What would you do if you could build a city from scratch? Dan Doctoroff, CEO of Sidewalk Labs, is preparing, on the shores of Lake Ontario, the answer to this question he asked NYU students in 2016. It is indeed in Toronto that the American company, a subsidiary of tech giant Alphabet, was selected in 2017 to build and develop a smart neighborhood on a deindustrialized waterfront site. But Sidewalk Labs has met with strong opposition since the genesis of the project. The “Google City” displeases Torontonians, worried about the fate of their personal data in this futuristic district full of sensors, outraged by the audacity of Sidewalk Labs when it requested, in June 2019, the creation of dedicated public agencies and the adoption of new regulations, or even when it created an entirely new legal concept, that of “urban data”, in defiance of Canadian laws. The case of Sidewalk Labs against Toronto is emblematic of the tensions aroused by the arrival of the actors of platform economy in the arena of city-making. Between developers and algorithms, is antagonism inevitable? Between negotiation, supervision, regulation and rejection, what strategies can cities adopt in response to the hyperpower of GAFAMs and the ever-increasing urban ambitions of platforms?

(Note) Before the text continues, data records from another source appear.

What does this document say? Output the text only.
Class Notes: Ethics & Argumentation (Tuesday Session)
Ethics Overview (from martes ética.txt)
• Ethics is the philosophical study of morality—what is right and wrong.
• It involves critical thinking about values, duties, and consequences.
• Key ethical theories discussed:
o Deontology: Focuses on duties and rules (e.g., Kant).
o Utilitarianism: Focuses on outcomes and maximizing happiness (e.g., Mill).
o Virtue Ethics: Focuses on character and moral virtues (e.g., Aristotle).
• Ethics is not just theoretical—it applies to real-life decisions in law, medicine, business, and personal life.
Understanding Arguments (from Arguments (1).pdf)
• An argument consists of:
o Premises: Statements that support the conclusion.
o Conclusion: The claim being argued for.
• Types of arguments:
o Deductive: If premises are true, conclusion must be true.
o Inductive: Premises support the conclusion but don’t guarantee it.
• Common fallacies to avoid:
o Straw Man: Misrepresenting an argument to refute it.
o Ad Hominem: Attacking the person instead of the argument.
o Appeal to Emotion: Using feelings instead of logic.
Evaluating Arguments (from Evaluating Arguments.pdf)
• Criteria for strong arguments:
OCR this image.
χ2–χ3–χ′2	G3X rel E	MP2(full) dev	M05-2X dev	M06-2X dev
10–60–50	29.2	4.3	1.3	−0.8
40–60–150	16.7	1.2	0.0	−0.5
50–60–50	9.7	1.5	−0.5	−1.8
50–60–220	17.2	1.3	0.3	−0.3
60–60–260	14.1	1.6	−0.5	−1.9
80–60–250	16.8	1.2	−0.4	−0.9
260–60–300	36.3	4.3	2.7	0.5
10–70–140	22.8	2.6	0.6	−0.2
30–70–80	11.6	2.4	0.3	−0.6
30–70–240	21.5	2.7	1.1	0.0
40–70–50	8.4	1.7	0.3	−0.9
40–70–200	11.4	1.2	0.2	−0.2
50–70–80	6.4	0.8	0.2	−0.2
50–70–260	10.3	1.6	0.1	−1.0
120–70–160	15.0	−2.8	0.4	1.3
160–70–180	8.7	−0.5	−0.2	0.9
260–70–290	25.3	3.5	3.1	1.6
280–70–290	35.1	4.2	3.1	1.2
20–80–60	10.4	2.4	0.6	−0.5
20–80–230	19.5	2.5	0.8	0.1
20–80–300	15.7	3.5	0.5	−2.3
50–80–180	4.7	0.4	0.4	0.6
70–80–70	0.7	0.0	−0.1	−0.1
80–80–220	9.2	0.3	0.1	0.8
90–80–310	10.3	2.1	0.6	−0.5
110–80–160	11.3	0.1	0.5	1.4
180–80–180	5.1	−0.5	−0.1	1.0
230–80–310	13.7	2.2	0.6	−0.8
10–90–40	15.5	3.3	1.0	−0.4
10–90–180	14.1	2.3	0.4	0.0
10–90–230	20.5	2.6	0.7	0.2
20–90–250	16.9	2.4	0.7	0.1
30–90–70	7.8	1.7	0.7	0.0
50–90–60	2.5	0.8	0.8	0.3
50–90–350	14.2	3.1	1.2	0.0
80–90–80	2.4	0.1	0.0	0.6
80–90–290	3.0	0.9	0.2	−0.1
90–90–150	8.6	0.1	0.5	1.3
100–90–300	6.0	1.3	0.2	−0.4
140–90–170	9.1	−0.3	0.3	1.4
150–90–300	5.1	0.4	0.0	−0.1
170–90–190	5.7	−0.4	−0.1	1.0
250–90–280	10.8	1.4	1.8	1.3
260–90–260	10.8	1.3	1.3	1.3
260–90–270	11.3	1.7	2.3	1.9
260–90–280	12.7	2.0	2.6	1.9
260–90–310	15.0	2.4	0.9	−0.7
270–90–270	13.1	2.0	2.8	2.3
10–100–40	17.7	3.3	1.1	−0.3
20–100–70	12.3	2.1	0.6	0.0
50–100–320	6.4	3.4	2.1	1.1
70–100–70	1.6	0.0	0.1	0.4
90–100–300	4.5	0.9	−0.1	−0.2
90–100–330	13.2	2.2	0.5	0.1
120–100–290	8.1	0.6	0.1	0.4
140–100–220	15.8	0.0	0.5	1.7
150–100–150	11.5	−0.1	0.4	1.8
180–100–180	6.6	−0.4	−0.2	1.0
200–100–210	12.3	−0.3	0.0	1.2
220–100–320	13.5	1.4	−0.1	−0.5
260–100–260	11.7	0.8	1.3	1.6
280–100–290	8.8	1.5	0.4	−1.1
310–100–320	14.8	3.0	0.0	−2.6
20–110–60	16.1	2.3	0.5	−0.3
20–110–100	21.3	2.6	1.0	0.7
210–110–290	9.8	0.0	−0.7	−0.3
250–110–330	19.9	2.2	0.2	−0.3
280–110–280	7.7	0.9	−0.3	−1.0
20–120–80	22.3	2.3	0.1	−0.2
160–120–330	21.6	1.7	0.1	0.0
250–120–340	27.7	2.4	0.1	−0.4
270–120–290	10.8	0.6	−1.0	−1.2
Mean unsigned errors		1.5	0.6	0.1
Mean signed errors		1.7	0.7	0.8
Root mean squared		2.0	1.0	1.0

On the occasion of La Fabrique de la Cité‘s New Year’s reception, Chantal Bernier, National Practice Leader, Privacy and Cybersecurity, Dentons Canada LLP, Sébastien Soriano, chairman of ARCEP, and Cécile Maisonneuve, President of La Fabrique de la Cité, will discuss the arrival of tech companies and platforms in the traditionally public arena of city-making in a debate moderated by Jean-Marc Vittori, columnist at Les Échos. This debate will be preceded by a presentation of La Fabrique de la Cité‘s newly-published Toronto City Portrait by Marie Baléo, Head of studies and publications at La Fabrique de la Cité.